= Urzędów County =

County in Lublin Voivodeship

Urzędów County (powiat urzędowski) was a powiat (county) within Lublin Voivodeship in the Polish–Lithuanian Commonwealth (16th-18th centuries). Today, Urzędów belongs to Kraśnik County.

Urzedow County was created sometime in the late 15th century, when Lublin Voivodeship was carved out of the eastern part of Sandomierz Voivodeship. The new voivodeship was made of three counties - Lukow County, Lublin County and Urzedow County, whose area in the late 16th century was 1028 sq. kilometers. Apart from Urzedow, it included such towns, as Bilgoraj, Krasnik, Janów Lubelski, Frampol, Opole Lubelskie, and Goraj. Urzedow became the seat of local administration (starosta) because, in the 15th century, sejmiks took place here.

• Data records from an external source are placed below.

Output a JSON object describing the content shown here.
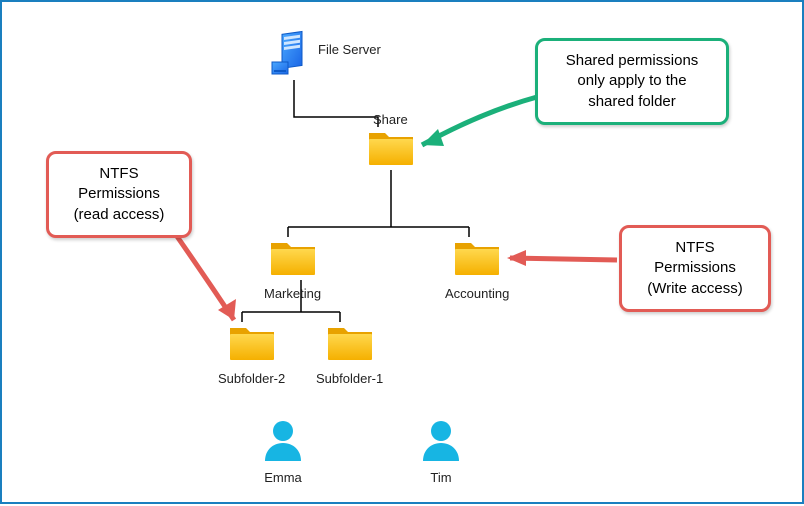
{
  "server": {
    "label": "File Server"
  },
  "folders": {
    "share": {
      "label": "Share"
    },
    "marketing": {
      "label": "Marketing"
    },
    "accounting": {
      "label": "Accounting"
    },
    "subfolder_2": {
      "label": "Subfolder-2"
    },
    "subfolder_1": {
      "label": "Subfolder-1"
    }
  },
  "users": {
    "emma": {
      "label": "Emma"
    },
    "tim": {
      "label": "Tim"
    }
  },
  "callouts": {
    "shared": {
      "text_l1": "Shared permissions",
      "text_l2": "only apply to the",
      "text_l3": "shared folder",
      "color": "#1bb07a"
    },
    "ntfs_read": {
      "text_l1": "NTFS",
      "text_l2": "Permissions",
      "text_l3": "(read access)",
      "color": "#e25b55"
    },
    "ntfs_write": {
      "text_l1": "NTFS",
      "text_l2": "Permissions",
      "text_l3": "(Write access)",
      "color": "#e25b55"
    }
  }
}
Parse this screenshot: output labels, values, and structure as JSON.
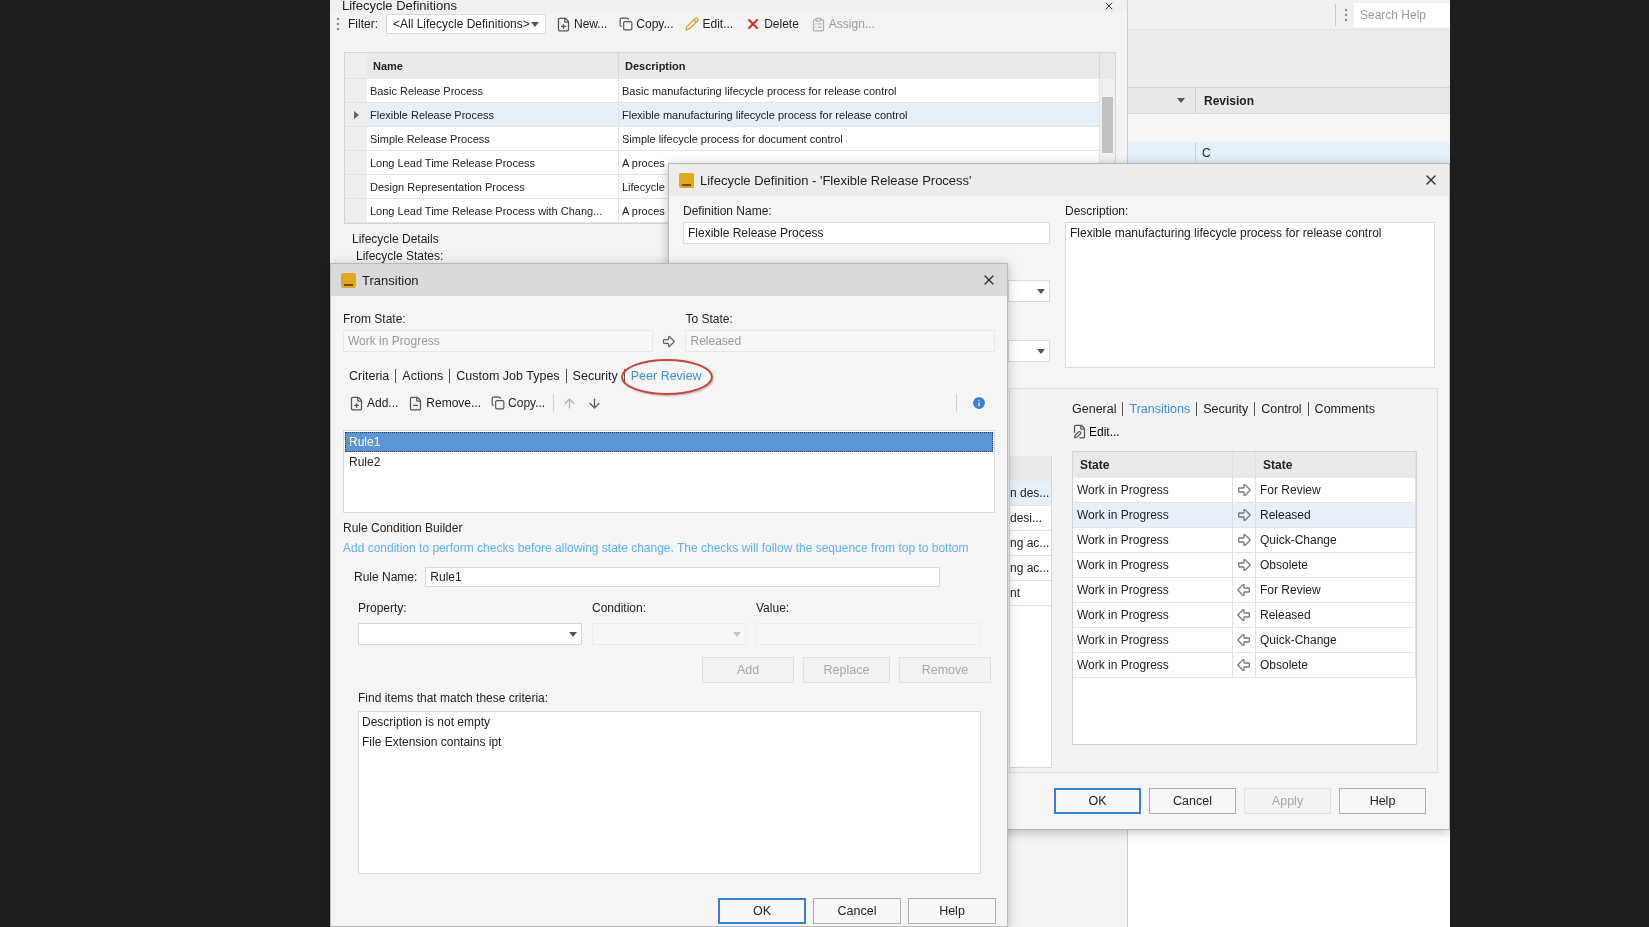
{
  "background_app": {
    "search": {
      "placeholder": "Search Help"
    },
    "column_header": "Revision",
    "rows": [
      {
        "revision": "C",
        "selected": true
      }
    ]
  },
  "definitions_window": {
    "title": "Lifecycle Definitions",
    "filter_label": "Filter:",
    "filter_value": "<All Lifecycle Definitions>",
    "toolbar": [
      {
        "kind": "new",
        "label": "New...",
        "disabled": false
      },
      {
        "kind": "copy",
        "label": "Copy...",
        "disabled": false
      },
      {
        "kind": "edit",
        "label": "Edit...",
        "disabled": false
      },
      {
        "kind": "delete",
        "label": "Delete",
        "disabled": false
      },
      {
        "kind": "assign",
        "label": "Assign...",
        "disabled": true
      }
    ],
    "columns": [
      "Name",
      "Description"
    ],
    "rows": [
      {
        "name": "Basic Release Process",
        "description": "Basic manufacturing lifecycle process for release control",
        "selected": false
      },
      {
        "name": "Flexible Release Process",
        "description": "Flexible manufacturing lifecycle process for release control",
        "selected": true
      },
      {
        "name": "Simple Release Process",
        "description": "Simple lifecycle process for document control",
        "selected": false
      },
      {
        "name": "Long Lead Time Release Process",
        "description": "A proces",
        "selected": false
      },
      {
        "name": "Design Representation Process",
        "description": "Lifecycle",
        "selected": false
      },
      {
        "name": "Long Lead Time Release Process with Chang...",
        "description": "A proces",
        "selected": false
      }
    ],
    "details_group": "Lifecycle Details",
    "states_label": "Lifecycle States:"
  },
  "definition_dialog": {
    "title": "Lifecycle Definition - 'Flexible Release Process'",
    "name_label": "Definition Name:",
    "name_value": "Flexible Release Process",
    "description_label": "Description:",
    "description_value": "Flexible manufacturing lifecycle process for release control",
    "side_list": [
      {
        "text": "n des...",
        "selected": true
      },
      {
        "text": "desi...",
        "selected": false
      },
      {
        "text": "ng ac...",
        "selected": false
      },
      {
        "text": "ng ac...",
        "selected": false
      },
      {
        "text": "nt",
        "selected": false
      }
    ],
    "tabs": [
      {
        "label": "General",
        "selected": false
      },
      {
        "label": "Transitions",
        "selected": true
      },
      {
        "label": "Security",
        "selected": false
      },
      {
        "label": "Control",
        "selected": false
      },
      {
        "label": "Comments",
        "selected": false
      }
    ],
    "edit_button": "Edit...",
    "columns": [
      "State",
      "State"
    ],
    "transitions": [
      {
        "from": "Work in Progress",
        "kind": "forward",
        "to": "For Review",
        "selected": false
      },
      {
        "from": "Work in Progress",
        "kind": "forward",
        "to": "Released",
        "selected": true
      },
      {
        "from": "Work in Progress",
        "kind": "forward",
        "to": "Quick-Change",
        "selected": false
      },
      {
        "from": "Work in Progress",
        "kind": "forward",
        "to": "Obsolete",
        "selected": false
      },
      {
        "from": "Work in Progress",
        "kind": "backward",
        "to": "For Review",
        "selected": false
      },
      {
        "from": "Work in Progress",
        "kind": "backward",
        "to": "Released",
        "selected": false
      },
      {
        "from": "Work in Progress",
        "kind": "backward",
        "to": "Quick-Change",
        "selected": false
      },
      {
        "from": "Work in Progress",
        "kind": "backward",
        "to": "Obsolete",
        "selected": false
      }
    ],
    "buttons": [
      {
        "label": "OK",
        "default": true,
        "disabled": false
      },
      {
        "label": "Cancel",
        "default": false,
        "disabled": false
      },
      {
        "label": "Apply",
        "default": false,
        "disabled": true
      },
      {
        "label": "Help",
        "default": false,
        "disabled": false
      }
    ]
  },
  "transition_dialog": {
    "title": "Transition",
    "from_label": "From State:",
    "from_value": "Work in Progress",
    "to_label": "To State:",
    "to_value": "Released",
    "tabs": [
      {
        "label": "Criteria",
        "selected": false,
        "circled": false
      },
      {
        "label": "Actions",
        "selected": false,
        "circled": false
      },
      {
        "label": "Custom Job Types",
        "selected": false,
        "circled": false
      },
      {
        "label": "Security",
        "selected": false,
        "circled": false
      },
      {
        "label": "Peer Review",
        "selected": true,
        "circled": true
      }
    ],
    "toolbar": [
      {
        "kind": "add",
        "label": "Add...",
        "disabled": false
      },
      {
        "kind": "remove",
        "label": "Remove...",
        "disabled": false
      },
      {
        "kind": "copy",
        "label": "Copy...",
        "disabled": false
      },
      {
        "kind": "up",
        "disabled": true
      },
      {
        "kind": "down",
        "disabled": false
      }
    ],
    "rules": [
      {
        "name": "Rule1",
        "selected": true
      },
      {
        "name": "Rule2",
        "selected": false
      }
    ],
    "builder_title": "Rule Condition Builder",
    "hint": "Add condition to perform checks before allowing state change. The checks will follow the sequence from top to bottom",
    "rule_name_label": "Rule Name:",
    "rule_name_value": "Rule1",
    "fields": [
      {
        "kind": "dropdown",
        "label": "Property:",
        "disabled": false
      },
      {
        "kind": "dropdown",
        "label": "Condition:",
        "disabled": true
      },
      {
        "kind": "text",
        "label": "Value:",
        "disabled": true
      }
    ],
    "condition_buttons": [
      {
        "label": "Add",
        "disabled": true
      },
      {
        "label": "Replace",
        "disabled": true
      },
      {
        "label": "Remove",
        "disabled": true
      }
    ],
    "criteria_label": "Find items that match these criteria:",
    "criteria": [
      "Description is not empty",
      "File Extension contains ipt"
    ],
    "buttons": [
      {
        "label": "OK",
        "default": true
      },
      {
        "label": "Cancel",
        "default": false
      },
      {
        "label": "Help",
        "default": false
      }
    ]
  }
}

By the second half of the 17th century, the area of Urzedow County grew to 3,293 sq. kilometers, because its boundary moved northwards, at the expense of neighboring Lublin County. At that time, such locations as Opole Lubelskie, Chodel, Ratoszyn Pierwszy, Wilkolaz and Bychawa were annexed into Urzedow County.

The largest town of the county was Krasnik, whose population in the mid 17th century reached over 4,000 people, which made it second largest city of the voivodeship, after Lublin (with a population of 10,000 people). At the same time, Urzedow had a population of 2,000 people.

Urzedow County was disbanded after the third partition of Poland (1795). In the Duchy of Warsaw and Russian-controlled Congress Poland, most of its territory belonged to Krasnik County and Bilgoraj County.